Data scientists spend only 20 percent of their time on building machine learning algorithms and 80 percent of their time finding, cleaning, and reorganizing huge amounts of data. That mostly happen because many use graphical tools such as Excel to process their data. However, if you use a programming language such as Python you can drastically reduce the time it takes for processing your data and make them ready for use in your project. This course will show how Python can be used to manage, clean, and organize huge amounts of data.
This course assumes you have basic knowledge of variables, functions, for loops, and conditionals. In the course you will be given access to a million records of raw historical weather data and you will use Python in every single step to deal with that dataset. That includes learning how to use Python to batch download and extract the data files, load thousands of files in Python via pandas, cleaning the data, concatenating and joining data from different sources, converting between fields, aggregating, conditioning, and many more data processing operations. On top of that, you will also learn how to calculate statistics and visualize the final data. The course also covers a series of exercises where you will be given some sample data then practice what you learned by cleaning and reorganizing those data using Python.
Getting Started
You will learn how to install Python through the Anaconda package which is a complete package that will not only install Python into your computer, but also other libraries needed for data analysis and visualizations such as pandas, matplotlib, numpy, scipy, etc.
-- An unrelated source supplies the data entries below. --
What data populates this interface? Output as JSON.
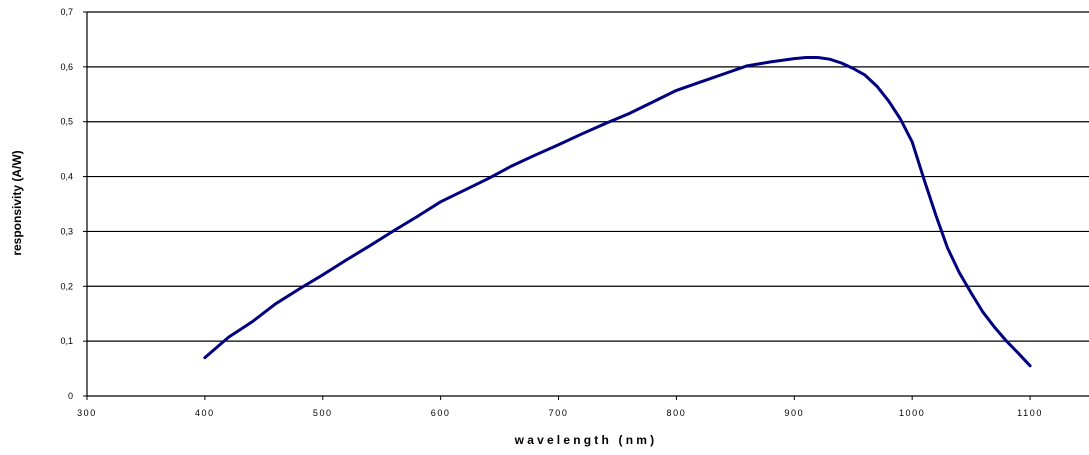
{
  "chart_data": {
    "type": "line",
    "title": "",
    "xlabel": "wavelength (nm)",
    "ylabel": "responsivity (A/W)",
    "xlim": [
      300,
      1150
    ],
    "ylim": [
      0,
      0.7
    ],
    "x_ticks": [
      "300",
      "400",
      "500",
      "600",
      "700",
      "800",
      "900",
      "1000",
      "1100"
    ],
    "y_ticks": [
      "0",
      "0,1",
      "0,2",
      "0,3",
      "0,4",
      "0,5",
      "0,6",
      "0,7"
    ],
    "grid": "horizontal",
    "legend": "none",
    "series_color": "#000080",
    "series": [
      {
        "x": [
          400,
          420,
          440,
          460,
          480,
          500,
          520,
          540,
          560,
          580,
          600,
          620,
          640,
          660,
          680,
          700,
          720,
          740,
          760,
          780,
          800,
          820,
          840,
          860,
          880,
          900,
          910,
          920,
          930,
          940,
          950,
          960,
          970,
          980,
          990,
          1000,
          1010,
          1020,
          1030,
          1040,
          1050,
          1060,
          1070,
          1080,
          1090,
          1100
        ],
        "y": [
          0.07,
          0.107,
          0.135,
          0.168,
          0.195,
          0.221,
          0.248,
          0.274,
          0.301,
          0.327,
          0.354,
          0.375,
          0.396,
          0.419,
          0.439,
          0.458,
          0.478,
          0.497,
          0.515,
          0.536,
          0.557,
          0.572,
          0.587,
          0.602,
          0.609,
          0.615,
          0.617,
          0.617,
          0.614,
          0.607,
          0.597,
          0.585,
          0.565,
          0.538,
          0.505,
          0.463,
          0.395,
          0.33,
          0.27,
          0.225,
          0.188,
          0.153,
          0.125,
          0.1,
          0.078,
          0.055
        ]
      }
    ]
  }
}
You will learn how to use the Spyder environment to write scripts of Python code and also learn how to use iPython which is an enhanced interactive shell where you type in and execute Python code. iPython is tailored for data analysis applications
Downloading Many Files with Python
Short lecture introducing you to this section of the course.
You will learn how to write Python code that establishes a connection to an FTP server and accesses the files of the FTP site.
You will learn how to use the Spyder editor for executing complete scripts of Python code.
You will learn how to create a custom FTP function that logs in to an FTP site and generates a list of file names contained in the site.
You will learn the Python code that downloads a single file from an FTP site.
Something to keep in mind for the next lecture.
Here we start building our data analysis program.
In this particular lecture, we will build an FTP function that will login to the FTP site, and download a given range of files from the site.
Extracting Data from Archive Files
You will learn how to extract various types of archive files using the patool library and the for loop.
You will learn how to extract RAR archive files.
Here you will write a function that will fetch the archive files downloaded by the FTP function and it will extract them all in a local directory.
Working with TXT and CSV Files
Short lecture introducing you to this section of the course.
You will learn how to easily read CSV and delimited TXT files using the pandas library and use their data inside Python.
You will learn how to export data from Python to CSV and TXT files.
You will learn how to open data from TXT files which columns are delimited by a certain width.
You will learn how to quickly export a pandas dataframe into an HTML file.
Getting Started with Pandas
We already used the pandas library in the previous section. Here you will be given an official tour to the pandas data analysis library.
You will create a function that grabs all the TXT files of a folder, opens each of them in Python as dataframes, adds a column in each dataframe and exports the updated dataframes back to CSV files.
Merging Data
You will write a function that gets all the CSV files and concatenates them vertically using the pandas concatenate function by creating a single CSV containing everything.
You will write a function that will join columns of a pandas dataframe to another dataframe.
Data Aggregation
You will learn how to use the pandas pivot function by creating a pivoted dataframe out of a large CSV file by aggregating the data values.
Visualizing Data
You will learn how to use the visualization features available in Python and generate graphs using the matplotlib and the seaborn libraries.
You will expand your knowledge on performing visualizations of different kinds out of pandas dataframes and adding labels and legends to the generated graphs.
You will learn create a function that will access the pivoted dataframe and it will generate a graph representing the data, and save the graph inside a PNG image file.
Mapping Spatial Data
You will learn how to create a point KML file using the simplekml library and display the file in Google Earth.
You will create a function that grabs the data from a pandas dataframe and creates a KML file using the latitude and the longitude information contained in the dataframe.
Putting everything together
You will learn how to make your script interact with a user who runs it.
You will learn how to execute all the functions of the programs in one single click.
You will learn how to make your program more user friendly by integrating the user input functionality.
You will learn how to convert your program into a Python module so you can import it in other scripts.
Bonus Section: Using Python in Jupyter Notebooks to Boost Productivity
Setting up Jupyter and learning how to use its keyboard shortcuts.
Learn how to handle a problem of joining raw data with no key column to base the join to.
Learn to apply various operations including in-line visualizations on a Jupyter browser-based notebook.